Ava is aging out soon. For those of you not in the special needs world, it means that she will be turning three and transitioning from early intervention into the school district. The district will be responsible for her services - and hopefully providing her what she needs.
It is no easy task to get your child an appropriate education. And it is more than that. Ava is still young. Her brain is still forming. She still has the potential to recover from autism - at least, to be functional in normal society and have the necessary life skills to be independent. Her education IS her treatment. I can give her so much at home. But I am not a professional. Neither is my husband. Autism requires skilled practitioners.

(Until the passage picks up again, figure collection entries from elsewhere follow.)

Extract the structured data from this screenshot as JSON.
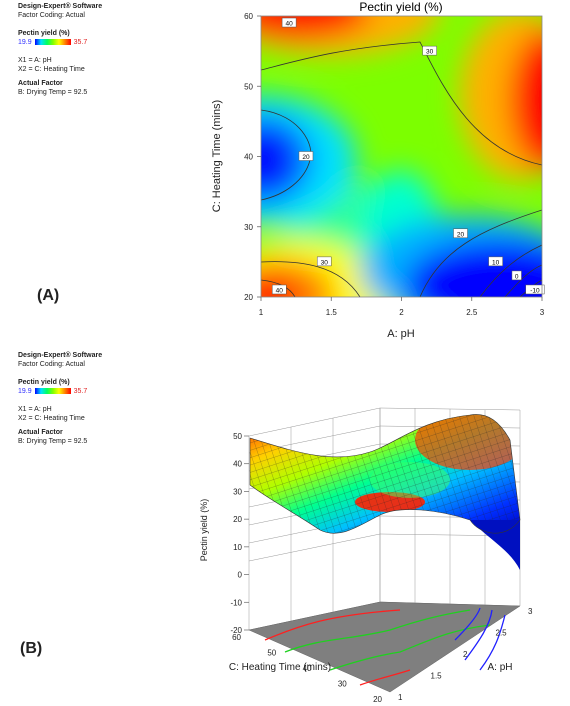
{
  "panelA": {
    "label": "(A)",
    "info": {
      "software": "Design-Expert® Software",
      "coding": "Factor Coding: Actual",
      "response": "Pectin yield (%)",
      "low": "19.9",
      "high": "35.7",
      "x1": "X1 = A: pH",
      "x2": "X2 = C: Heating Time",
      "actual_title": "Actual Factor",
      "actual_value": "B: Drying Temp = 92.5"
    }
  },
  "panelB": {
    "label": "(B)",
    "info": {
      "software": "Design-Expert® Software",
      "coding": "Factor Coding: Actual",
      "response": "Pectin yield (%)",
      "low": "19.9",
      "high": "35.7",
      "x1": "X1 = A: pH",
      "x2": "X2 = C: Heating Time",
      "actual_title": "Actual Factor",
      "actual_value": "B: Drying Temp = 92.5"
    }
  },
  "chart_data": [
    {
      "type": "heatmap",
      "title": "Pectin yield (%)",
      "xlabel": "A: pH",
      "ylabel": "C: Heating Time (mins)",
      "xlim": [
        1,
        3
      ],
      "ylim": [
        20,
        60
      ],
      "x_ticks": [
        "1",
        "1.5",
        "2",
        "2.5",
        "3"
      ],
      "y_ticks": [
        "20",
        "30",
        "40",
        "50",
        "60"
      ],
      "colorscale": [
        "#0000ff",
        "#00e0ff",
        "#00ff60",
        "#ffff00",
        "#ff0000"
      ],
      "contour_labels": [
        {
          "text": "40",
          "x": 1.2,
          "y": 59
        },
        {
          "text": "30",
          "x": 2.2,
          "y": 55
        },
        {
          "text": "20",
          "x": 1.32,
          "y": 40
        },
        {
          "text": "30",
          "x": 1.45,
          "y": 25
        },
        {
          "text": "40",
          "x": 1.13,
          "y": 21
        },
        {
          "text": "20",
          "x": 2.42,
          "y": 29
        },
        {
          "text": "10",
          "x": 2.67,
          "y": 25
        },
        {
          "text": "0",
          "x": 2.82,
          "y": 23
        },
        {
          "text": "-10",
          "x": 2.95,
          "y": 21
        }
      ]
    },
    {
      "type": "area",
      "zlabel": "Pectin yield (%)",
      "xlabel": "A: pH",
      "ylabel": "C: Heating Time (mins)",
      "x_ticks": [
        "1",
        "1.5",
        "2",
        "2.5",
        "3"
      ],
      "y_ticks": [
        "20",
        "30",
        "40",
        "50",
        "60"
      ],
      "z_ticks": [
        "-20",
        "-10",
        "0",
        "10",
        "20",
        "30",
        "40",
        "50"
      ],
      "zlim": [
        -20,
        50
      ]
    }
  ]
}
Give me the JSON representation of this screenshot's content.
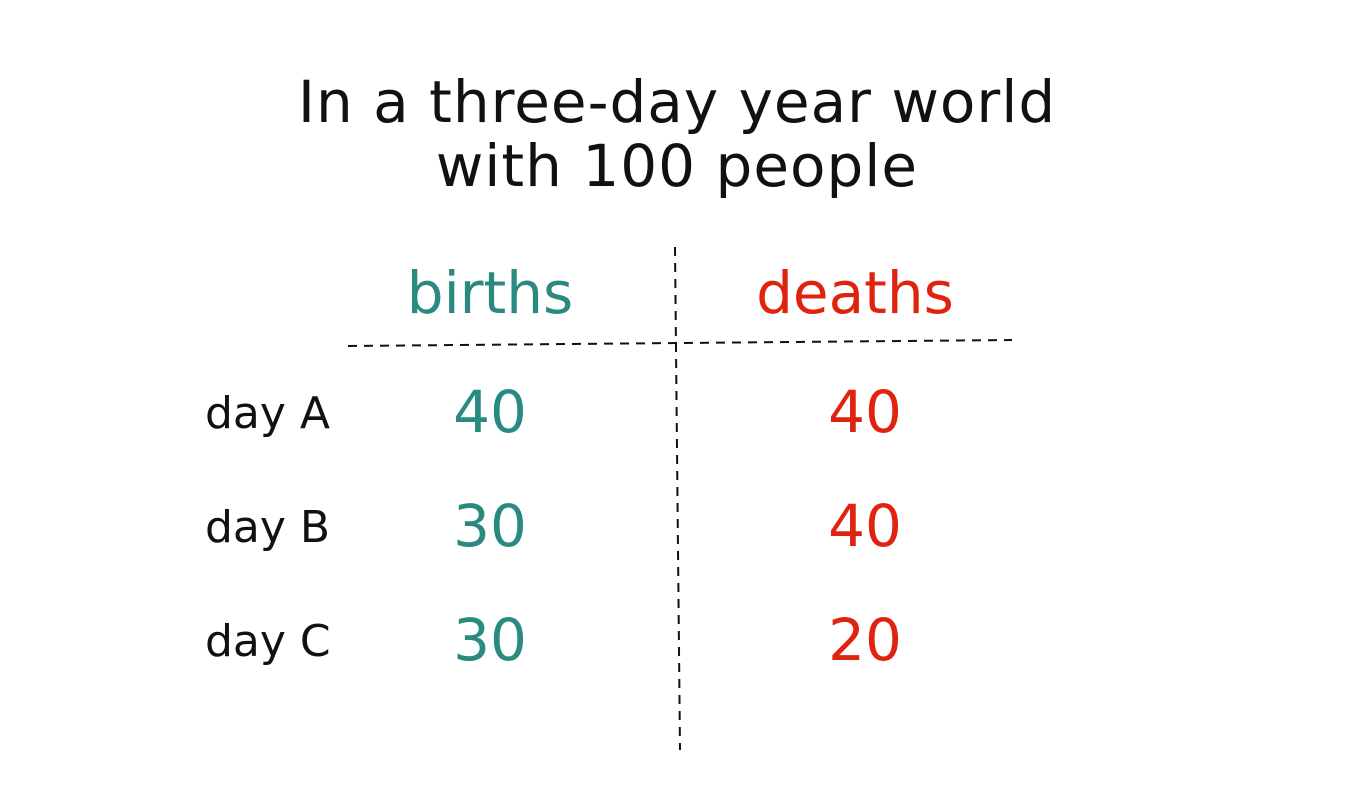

Can you imagine having a child with a horrible disorder - and his/her chance for a normal, functioning life hinges on the quality of the education he/she will get? And I don't just mean being able to read or write -- I mean being able to walk down the street and not wander into traffic. I mean being able to go to the toilet unassisted. I mean having the basic skills to take care of oneself. Her placement into the most appropriate program is critical. Her livelihood depends on it.
So now we enter the arena of the Individualized Education Plan, the document which will outline Ava's goals in her education. Her goals have to address her needs, in order to prepare her to mainstream into a classroom with typical peers. Hopefully, that transition will transpire.
But it all comes down to dollars and cents. School districts do not want to spend the money to education an autistic child in a specialized program. They want to generalize. All the special needs children in one classroom, with a few special sessions thrown in.
I can't gamble with Ava's livelihood. I need to get her what she needs to become a functioning adult. And I will.